United States Various composers: Le Concert des Nations / Jordi Savall (conductor), Zankel Hall, Carnegie Hall, New York, 21.2.2019. (RP)
Lully – Selections from Le bourgeois gentilhomme
Sainte-Colombe – ‘Le retour’ No.41 and ‘Tombeau les regrets’ No.44 from Concert à deux violes
esgales
Anon. – ‘Une jeune fillette’
Du Caurroy – Selections from Fantasie on ‘Une jeune fillette’
Marais – Selections from Pièces de viole Books 2, 3 and 4; ‘Sonnerie de Ste-Geneviève du Mont-de-Paris’; ‘Les voix humaines’ and ‘Couplets de folies’ from Pièces de viole Book 2
Couperin – Selections from Concerts royaux
Rameau – Tambourin I and II from Pièces de clavecin en concerts, Troisième concert
Leclair – Sonata in D Major Op.2 No.8
The music of the late French Renaissance and Baroque eras was practically unknown a few decades ago. When William Christie and Les Arts Florissants presented Lully’s Atys at the Brooklyn Academy of Music in 1989, I was among the curious who flocked to see it. Two years later, Alain Corneau’s film Tous les matins du monde drew us into the world of viol da gamba master Marin Marais and his teacher Jean de Sainte-Colombe. Sainte-Colombe was simply known then as Monsieur, as his first name was only recently discovered.
The music on the film’s soundtrack, performed by Jordi Savall and Le Concert des Nations, was spellbinding. For the first time in centuries, the pungent, plaintive, biting and, at times, raucous notes of French music from the seventeenth and eighteenth centuries were heard as they might have sounded when composed. It is the music that Savall and his musicians returned to for this concert at Zankel Hall.

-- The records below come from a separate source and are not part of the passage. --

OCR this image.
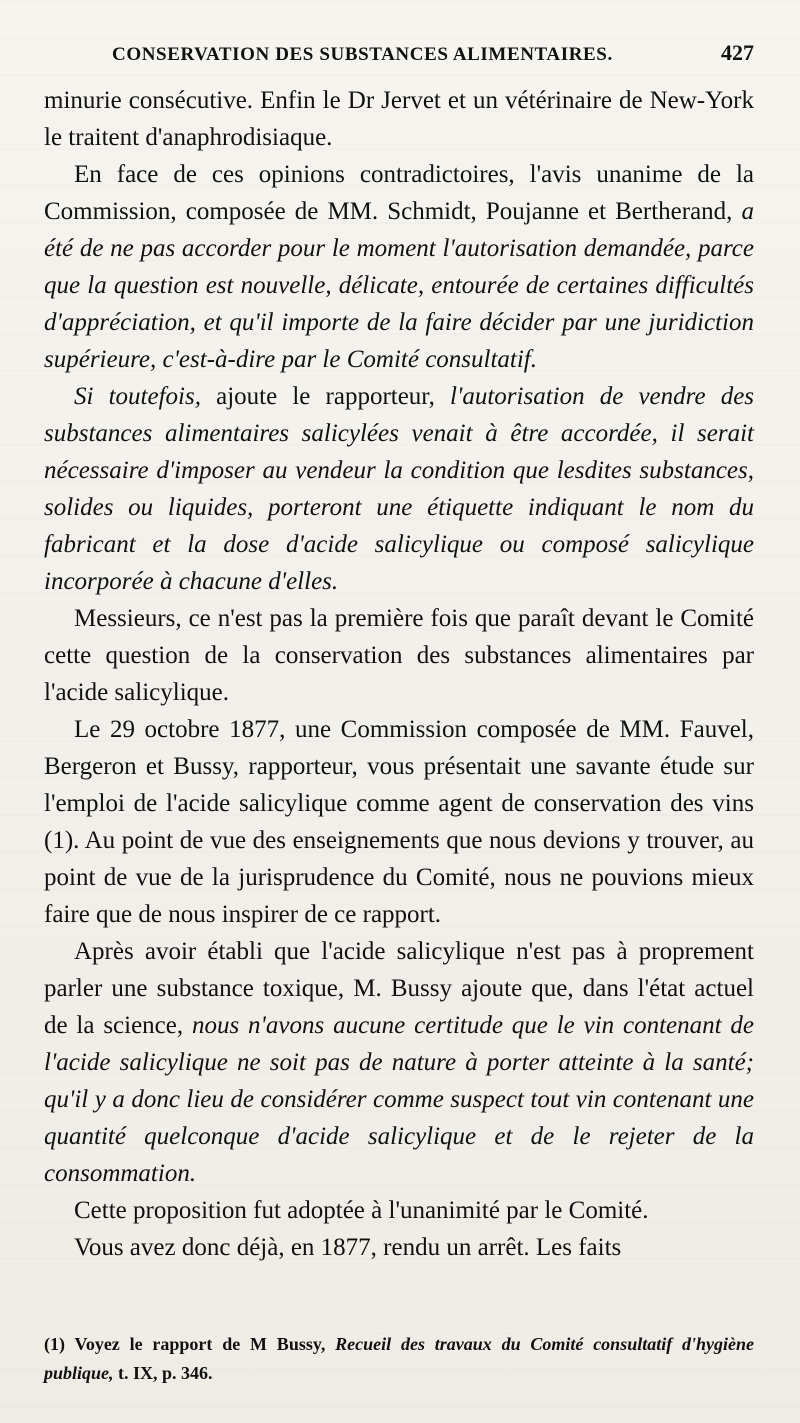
CONSERVATION DES SUBSTANCES ALIMENTAIRES.	427

minurie consécutive. Enfin le Dr Jervet et un vétérinaire de New-York le traitent d'anaphrodisiaque.

En face de ces opinions contradictoires, l'avis unanime de la Commission, composée de MM. Schmidt, Poujanne et Bertherand, a été de ne pas accorder pour le moment l'autorisation demandée, parce que la question est nouvelle, délicate, entourée de certaines difficultés d'appréciation, et qu'il importe de la faire décider par une juridiction supérieure, c'est-à-dire par le Comité consultatif.

Si toutefois, ajoute le rapporteur, l'autorisation de vendre des substances alimentaires salicylées venait à être accordée, il serait nécessaire d'imposer au vendeur la condition que lesdites substances, solides ou liquides, porteront une étiquette indiquant le nom du fabricant et la dose d'acide salicylique ou composé salicylique incorporée à chacune d'elles.

Messieurs, ce n'est pas la première fois que paraît devant le Comité cette question de la conservation des substances alimentaires par l'acide salicylique.

Le 29 octobre 1877, une Commission composée de MM. Fauvel, Bergeron et Bussy, rapporteur, vous présentait une savante étude sur l'emploi de l'acide salicylique comme agent de conservation des vins (1). Au point de vue des enseignements que nous devions y trouver, au point de vue de la jurisprudence du Comité, nous ne pouvions mieux faire que de nous inspirer de ce rapport.

Après avoir établi que l'acide salicylique n'est pas à proprement parler une substance toxique, M. Bussy ajoute que, dans l'état actuel de la science, nous n'avons aucune certitude que le vin contenant de l'acide salicylique ne soit pas de nature à porter atteinte à la santé; qu'il y a donc lieu de considérer comme suspect tout vin contenant une quantité quelconque d'acide salicylique et de le rejeter de la consommation.

Cette proposition fut adoptée à l'unanimité par le Comité.

Vous avez donc déjà, en 1877, rendu un arrêt. Les faits

(1) Voyez le rapport de M Bussy, Recueil des travaux du Comité consultatif d'hygiène publique, t. IX, p. 346.
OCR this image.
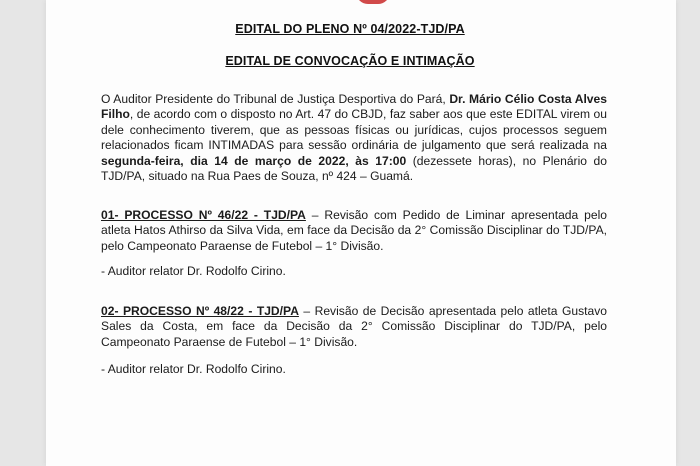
EDITAL DO PLENO Nº 04/2022-TJD/PA
EDITAL DE CONVOCAÇÃO E INTIMAÇÃO
O Auditor Presidente do Tribunal de Justiça Desportiva do Pará, Dr. Mário Célio Costa Alves Filho, de acordo com o disposto no Art. 47 do CBJD, faz saber aos que este EDITAL virem ou dele conhecimento tiverem, que as pessoas físicas ou jurídicas, cujos processos seguem relacionados ficam INTIMADAS para sessão ordinária de julgamento que será realizada na segunda-feira, dia 14 de março de 2022, às 17:00 (dezessete horas), no Plenário do TJD/PA, situado na Rua Paes de Souza, nº 424 – Guamá.
01- PROCESSO Nº 46/22 - TJD/PA – Revisão com Pedido de Liminar apresentada pelo atleta Hatos Athirso da Silva Vida, em face da Decisão da 2° Comissão Disciplinar do TJD/PA, pelo Campeonato Paraense de Futebol – 1° Divisão.
- Auditor relator Dr. Rodolfo Cirino.
02- PROCESSO Nº 48/22 - TJD/PA – Revisão de Decisão apresentada pelo atleta Gustavo Sales da Costa, em face da Decisão da 2° Comissão Disciplinar do TJD/PA, pelo Campeonato Paraense de Futebol – 1° Divisão.
- Auditor relator Dr. Rodolfo Cirino.
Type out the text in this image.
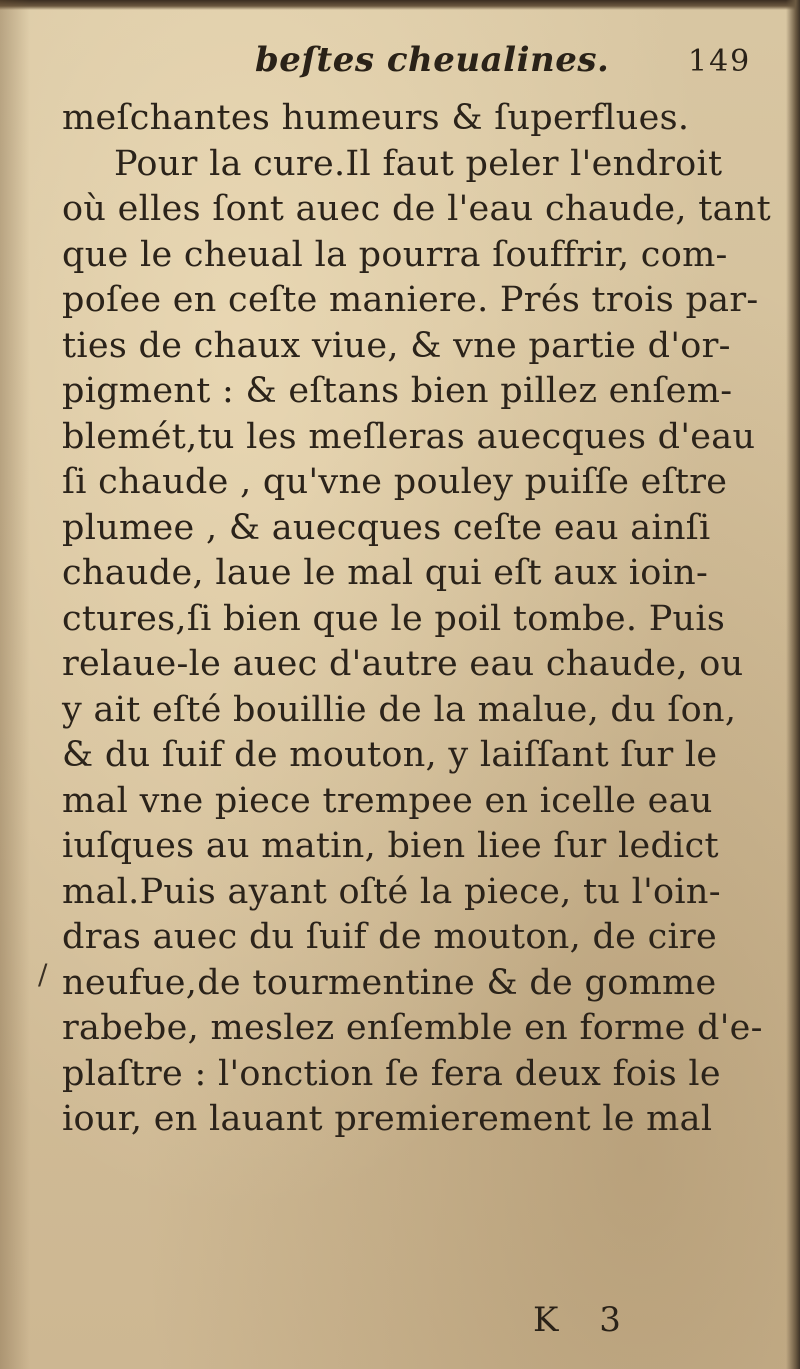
beſtes cheualines.	149
/
meſchantes humeurs & ſuperflues.
Pour la cure.Il faut peler l'endroit
où elles ſont auec de l'eau chaude, tant
que le cheual la pourra ſouffrir, com-
poſee en ceſte maniere. Prés trois par-
ties de chaux viue, & vne partie d'or-
pigment : & eſtans bien pillez enſem-
blemét,tu les meſleras auecques d'eau
ſi chaude , qu'vne pouley puiſſe eſtre
plumee , & auecques ceſte eau ainſi
chaude, laue le mal qui eſt aux ioin-
ctures,ſi bien que le poil tombe. Puis
relaue-le auec d'autre eau chaude, ou
y ait eſté bouillie de la malue, du ſon,
& du ſuif de mouton, y laiſſant ſur le
mal vne piece trempee en icelle eau
iuſques au matin, bien liee ſur ledict
mal.Puis ayant oſté la piece, tu l'oin-
dras auec du ſuif de mouton, de cire
neufue,de tourmentine & de gomme
rabebe, meslez enſemble en forme d'e-
plaſtre : l'onction ſe fera deux fois le
iour, en lauant premierement le mal
K 3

Four of the musicians – violinist Manfredo Kraemer, flutist Charles Zebley and Philippe Pierlot on the bass viol – have long performed with Savall. Even the youngest of the four, harpsichordist Luca Guglielmi, has played with his various ensembles for nearly twenty years. The exception was theorbist Daniel Swenberg, who was substituting for Rolf Lislevand. (Swenberg teaches at Juilliard and performs regularly with leading early music ensembles.)
In some ways the concert was the early music equivalent of a vintage rock band on tour. Once young and radical, Savall, Kraemer, Pierlot and Zebley had not only resurrected music of the past, but created an audience for it. They now stood on stage before an adoring public. The theorbo and harpsichord are indispensable to the sonorities of this music, but it was the privilege of listening to Savall, Kraemer, Zebley and Pierlot perform that made this concert so memorable.

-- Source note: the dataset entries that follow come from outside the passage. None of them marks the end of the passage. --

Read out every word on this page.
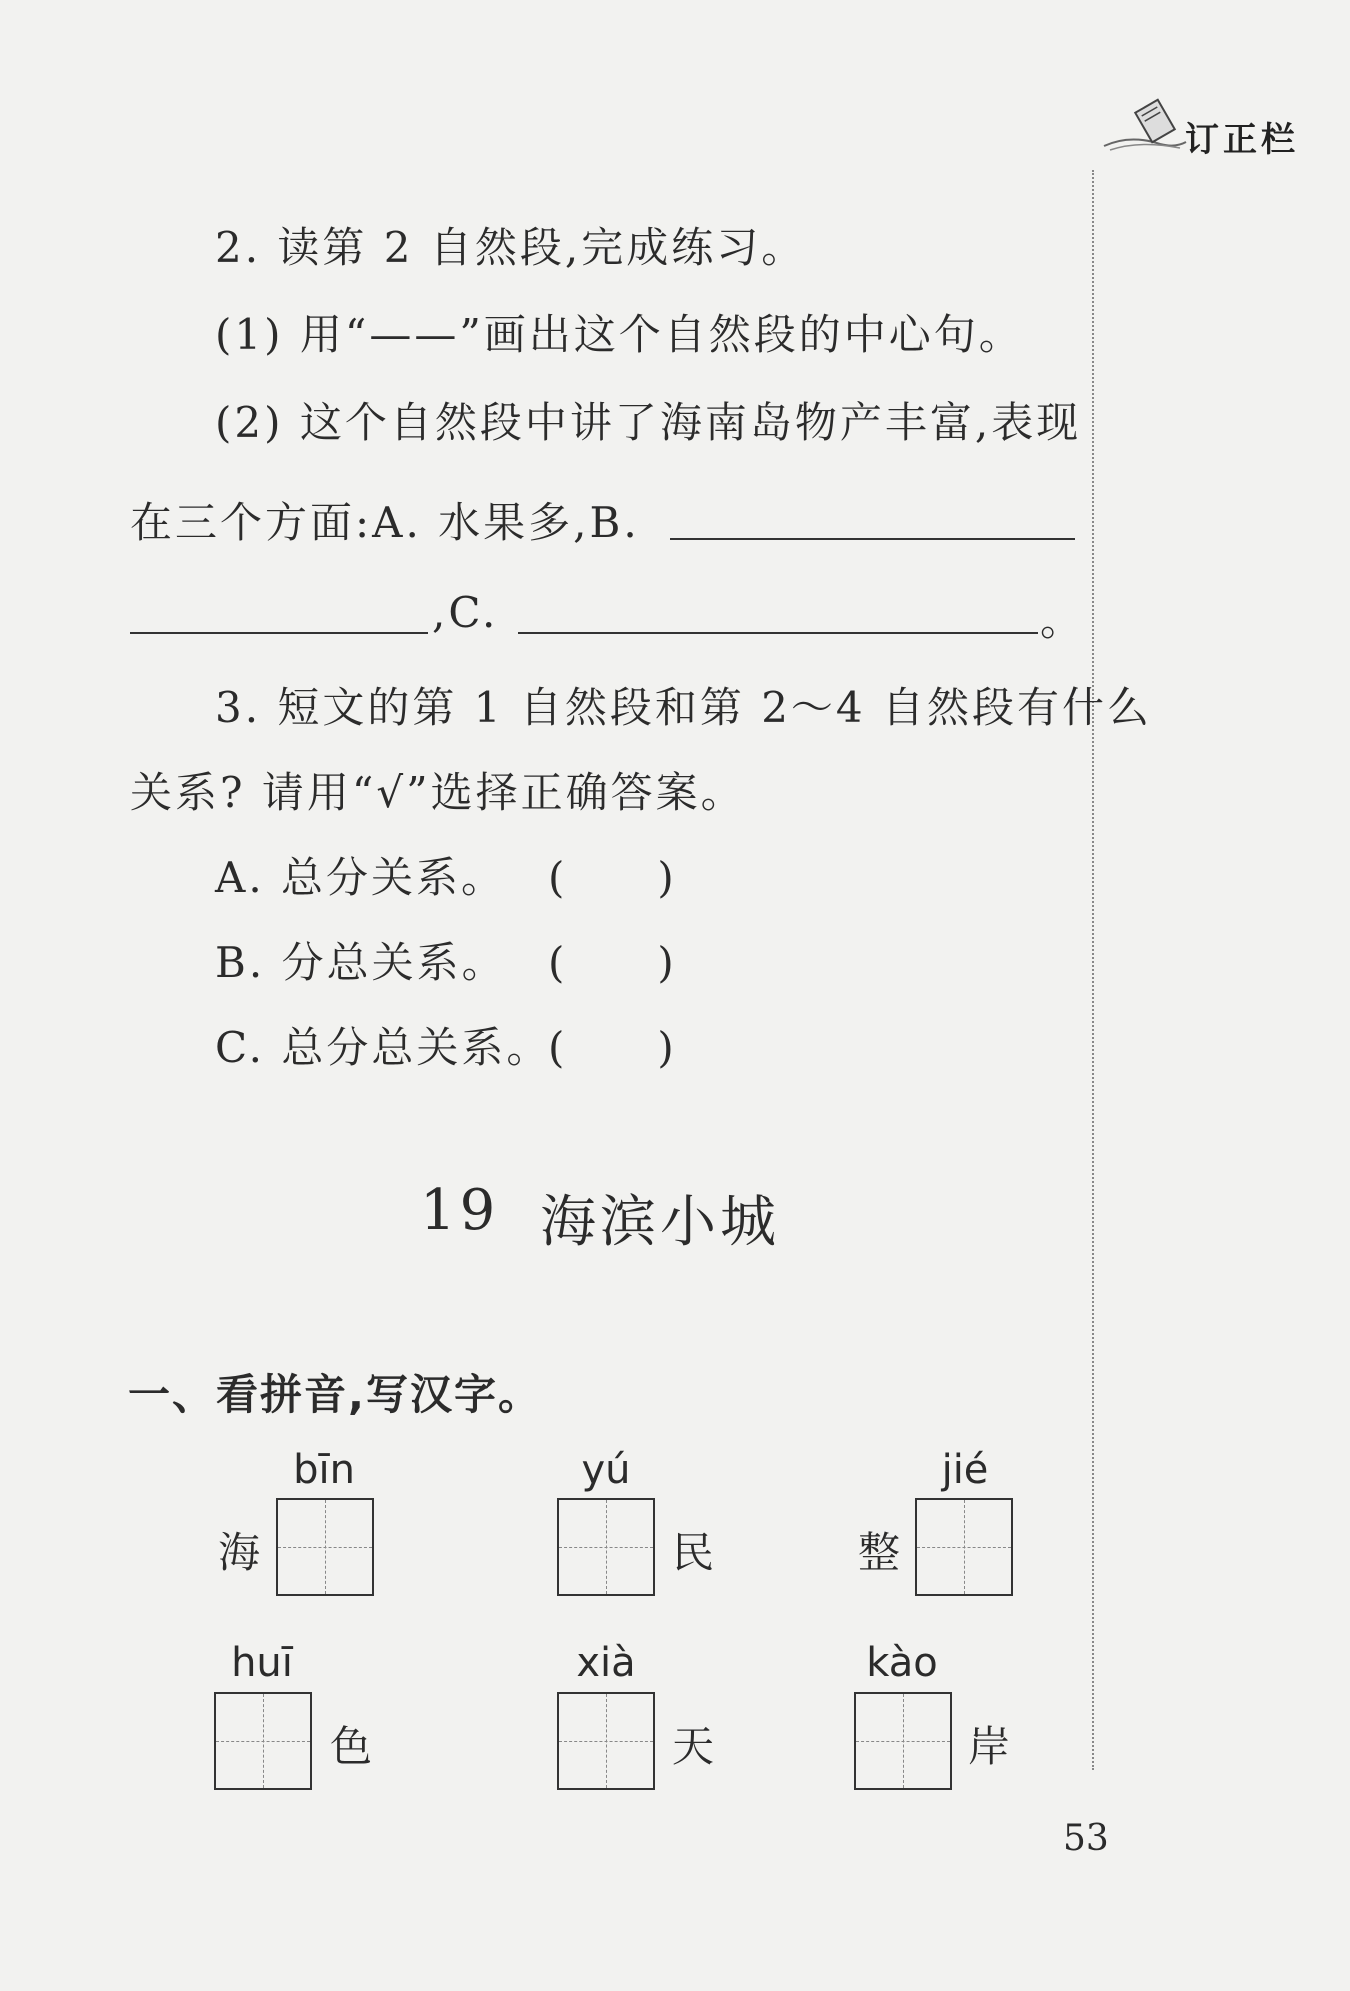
订正栏
2. 读第 2 自然段,完成练习。
(1) 用“——”画出这个自然段的中心句。
(2) 这个自然段中讲了海南岛物产丰富,表现
在三个方面:A. 水果多,B.
,C.	。
3. 短文的第 1 自然段和第 2～4 自然段有什么
关系? 请用“√”选择正确答案。
A. 总分关系。 (　　)
B. 分总关系。 (　　)
C. 总分总关系。
(　　)
19 海滨小城
一、看拼音,写汉字。
bīn
海
yú
民
jié
整
huī
色
xià
天
kào
岸
53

The first half of the recital was an intimate affair. In Sainte-Colombe’s Le retour, Savall and Pierlot performed as equals, their connection with the music and one another complete. Their sense of dialogue was expanded upon in selections from Eustache Du Caurroy’s Fantasie on the French folk song ‘Une jeune fillette’. (Du Caurroy served as court composer for three kings, and his instrumental fantasias are among the earliest such pieces composed in France.) Savall and his troupe played the solo lines with an astonishing depth of expression and musical nuance. The contrapuntal sections were transparent and perfectly balanced. It resulted in a mesmerizing performance.
The first half of the program was performed with the utmost beauty and precision, but the subdued dynamic levels and the overall introspective, elegiac mood imparted a sameness to the works. That changed in the second half of the concert with the more gracious melodies and lighter textures of the music of François Couperin. In selections from his Concerts royaux, Zebley’s flute solos lent a jaunty, lilting air to the music that was echoed by Kraemer on the violin. A notch higher on the excitement scale were two tangy, jaunty dances by Rameau, the strings playing with real bite to their sound and the harpsichord trills rebounding through the hall.
After a tour de force performance by Savall and Pierlot of another Marais work, ‘Couplets de folies’, the consort turned to a piece by the late French Baroque composer Jean-Marie Leclair to conclude the concert. (Stabbed outside his home, his death remains an unsolved murder mystery.) The Sonata in D Major is a musical dialogue for two instruments with continuo. In this performance, flute and violin shared one solo line, while Savall played the other on the viol. It is elegant music, which the three masters played with unparalleled grace and refinement.
As an encore they performed ‘Bourée d’Avignonez from Recüeil de plusieurs vieux airs’, transcribed by André Danican Philidor. (He was also an expert chess player who once played the game with Benjamin Franklin.) Composed for the celebrations held at the birth of Louis XIV in 1638, the bourée was a quick two-step dance enlivened by the shrill sound of the flute and grandiose harpsichord flourishes. Any lingering lassitude from the first half had long since been dispersed by these masterful musicians.